Wednesday, December 22, 2010
India will foot the bill to develop the Russian fifth generation fighter and then buy it at market price
Condemned to another cycle of fighter jet imports
SO FOR yet another generation, India is going to end up paying for the development of fighters built to someone else’s design. The $35 billion deal to “jointly develop” the fifth generation fighter aircraft (FGFA) is a misnomer:
India will merely be associated in developing the Indian variant of a Russian fighter, and probably end up paying most of its development costs.
In fact, three prototypes of that fighter already exist and the first flight took place in January this year. It is called the T-50 or PAKFA (no relation to Pakistan).
India was not associated in that design work. But it will now cut into the programme by providing the much needed funds and be able to shape the fighter to its requirements. That process will give the Indian Air Force a good fighting machine. But it is unlikely to provide India with what it needs — the ability to design and develop its own topnotch fighters.

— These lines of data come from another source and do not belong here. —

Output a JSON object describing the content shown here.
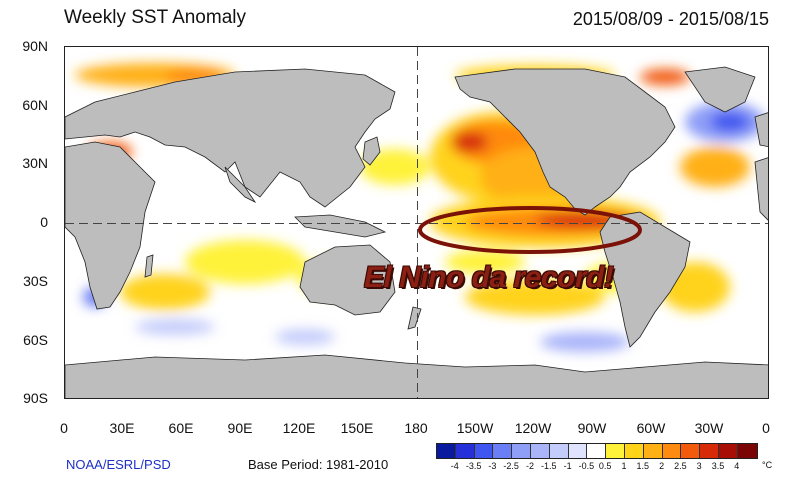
{
  "header": {
    "title": "Weekly SST Anomaly",
    "period": "2015/08/09 - 2015/08/15"
  },
  "axes": {
    "lat_labels": [
      "90N",
      "60N",
      "30N",
      "0",
      "30S",
      "60S",
      "90S"
    ],
    "lon_labels": [
      "0",
      "30E",
      "60E",
      "90E",
      "120E",
      "150E",
      "180",
      "150W",
      "120W",
      "90W",
      "60W",
      "30W",
      "0"
    ]
  },
  "footer": {
    "credit": "NOAA/ESRL/PSD",
    "base_period": "Base Period: 1981-2010"
  },
  "colorbar": {
    "ticks": [
      "-4",
      "-3.5",
      "-3",
      "-2.5",
      "-2",
      "-1.5",
      "-1",
      "-0.5",
      "0.5",
      "1",
      "1.5",
      "2",
      "2.5",
      "3",
      "3.5",
      "4"
    ],
    "colors": [
      "#0a1a9e",
      "#2530d8",
      "#3f56f0",
      "#6a7ef5",
      "#8f9ff7",
      "#aab5f9",
      "#c4ccfb",
      "#dfe3fd",
      "#ffffff",
      "#fff23a",
      "#ffd31a",
      "#ffb014",
      "#ff8a10",
      "#f25a0c",
      "#d62a08",
      "#a80d06",
      "#7a0504"
    ],
    "unit": "°C"
  },
  "annotation": {
    "text": "El Nino da record!",
    "ring_color": "#7a1208"
  }
}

Diagrammatic representation of the Sukhoi T-50 or PAKFA on which the fifth generation fighter will be based.
The contrast with China is obvious. In 1999, China acquired the designs of the Soviet-era Su-27SK fighter which was then manufactured in China as a joint venture between Knaapo, the Russian manufacturer, and the Shenyang Aircraft Corporation. This was then jointly developed and became the Su30-MKK. The contract was terminated well before all 200 fighters were supplied and thereafter the Chinese have come up with their own reverse engineered aircraft, the J-11 which is also the basis of a new naval variant the J-15. Out of this is also likely to emerge the J-XX or the Chinese fifth generation fighter.
The Chinese have considerable experience in reverse engineering Russian designs. But India has been unable to do that though it has paid for licence manufacturing capabilities, first for the Mig-21 series of aircraft, then the Jaguar strike aircraft and finally the Sukhoi 30MKI.
Neither has it developed a significant design and development capability despite funding the Light Combat Aircraft project. India has actually ended up paying the development costs for someone else’s fighters. In this way, we subsidised the development of the Mirage 2000 aircraft, then of the Sukhoi 30MKI and now we will do it with the FGFA. And then we will pay market prices of the final product for the privilege.
ACCORDING to the HAL, a number of Indian design engineers are to be associated with the FGFA. It remains to be seen as to just how many do end up participating in the programme and what use is made of them thereafter. Whether or not this extends to engine development remains to be seen, though this is unlikely.
The Chinese have been relentless in ensuring that they acquire strategic capabilities in key areas. Military aviation is just one such area. The other is high-speed trains in which China has emerged a world leader in the short space of two decades. The systematic manner in which China imported technology and then insisted on transfer of technology and its dissemination into Chinese research and development institutions is to be admired.
On the other hand, Indian processes are opaque and it is the taxpayer who is eventually landed up with a massive bill. Take the Su-30 MKI, from $32 million per piece in 2000, we are now paying $90 million per copy even though they are allegedly being made from raw materials in India. But it is no secret that India imports all key assemblies and the engine (40 per cent by value of the aircraft).
Indian defence PSUs repeatedly make claims about indigenising products, while they actually cheat the exchequer and the public by buying subassemblies and passing of the final product as their own. The 2010-2011 CAG report for the air force and navy gives one instance when a PSU claimed it would make 22 of a kind of surveillance radars indigenously. As soon as it got the approval for the `870 crore project, it placed an order for the import of 13 of the 22 in completely knocked down (CKD) form. To top this, the socalled indigenous product cost `78 lakh more than the original imported radar.